O drama continua

Em 2016, apresentamos na Assembleia Municipal uma Proposta de Recomendação ao executivo municipal para que diligenciasse junto da empresa Infraestruturas de Portugal a tomada de ações concretas no sentido de poderem obviar ao perturbante foco de perigosidade na circulação automóvel existente em cada um dos acessos do Túnel das Areias, no IC 29.

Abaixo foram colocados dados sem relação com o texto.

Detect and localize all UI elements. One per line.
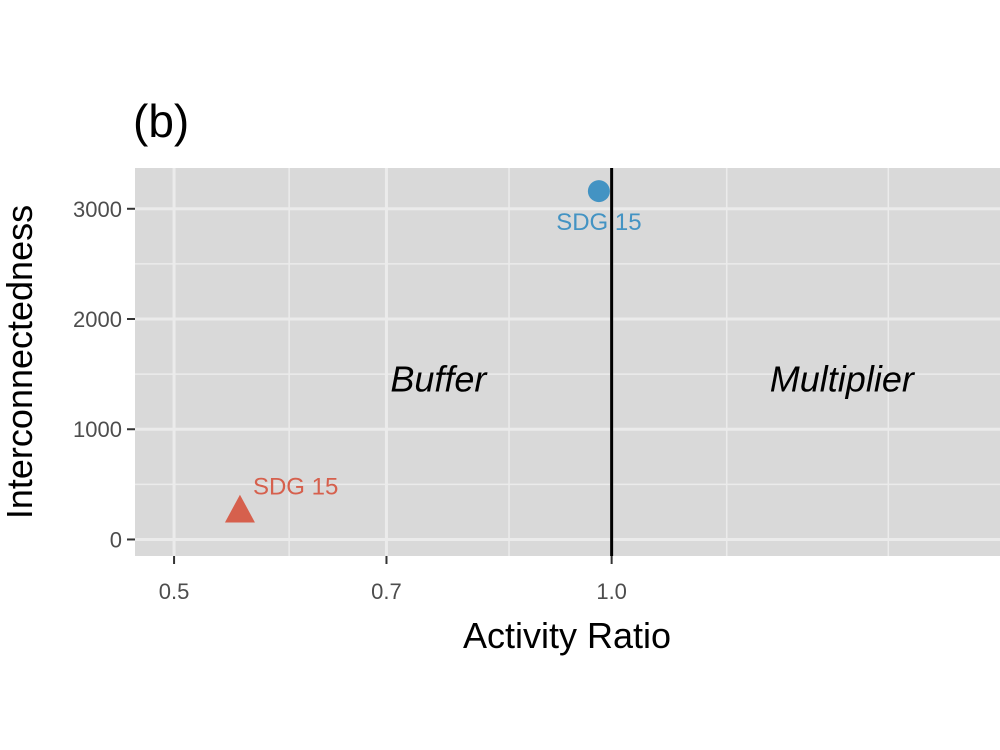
- y-tick-label: 1000: [73, 417, 122, 442]
- data-label: SDG 15: [556, 209, 641, 236]
- plot-panel: [135, 168, 1000, 556]
- y-axis-ticks: 0 1000 2000 3000: [73, 197, 135, 552]
- x-tick-label: 0.5: [159, 579, 190, 604]
- y-tick-label: 0: [110, 527, 122, 552]
- x-axis-title: Activity Ratio: [463, 615, 671, 656]
- panel-tag: (b): [133, 95, 189, 147]
- x-axis-ticks: 0.5 0.7 1.0: [159, 556, 627, 604]
- data-point-triangle: [224, 494, 255, 523]
- data-label: SDG 15: [253, 474, 338, 501]
- data-point-circle: [587, 180, 610, 203]
- y-axis-title: Interconnectedness: [0, 205, 40, 519]
- y-tick-label: 3000: [73, 197, 122, 222]
- region-labels: Buffer Multiplier: [390, 359, 915, 400]
- y-tick-label: 2000: [73, 307, 122, 332]
- data-points: SDG 15 SDG 15: [224, 180, 642, 523]
- x-tick-label: 1.0: [596, 579, 627, 604]
- x-tick-label: 0.7: [371, 579, 402, 604]
- region-label: Buffer: [390, 359, 488, 400]
- region-label: Multiplier: [770, 359, 916, 400]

Alertamos para as constantes ocorrências verificadas nos citados acessos, em especial depois da saída descendente no sentido Gondomar – Porto, onde, em dias de chuva, se sucedem os acidentes, com todas as consequências daí advenientes, seja para a integridade física dos intervenientes, seja para o seu património, com as respetivas viaturas a ficarem muitas delas desfeitas com os inusitados embates nos muros existentes. Desconhecemos as razões de tais ocorrências até porque o local reúne, aparentemente, suficientes condições de circulação. Por ventura a existência de curvas no traçado da via, nas entradas e nas saídas do túnel, associadas à tendencial existência de óleos derramados, ajudem a potenciar tamanha perigosidade. Cremos contudo que algo mais estrutural estará na base de tantas acidentadas incidências, justificando-se uma séria aferição técnica das características da via, para que, conhecidas que sejam as causas, se possam determinar as oportunas soluções interventivas.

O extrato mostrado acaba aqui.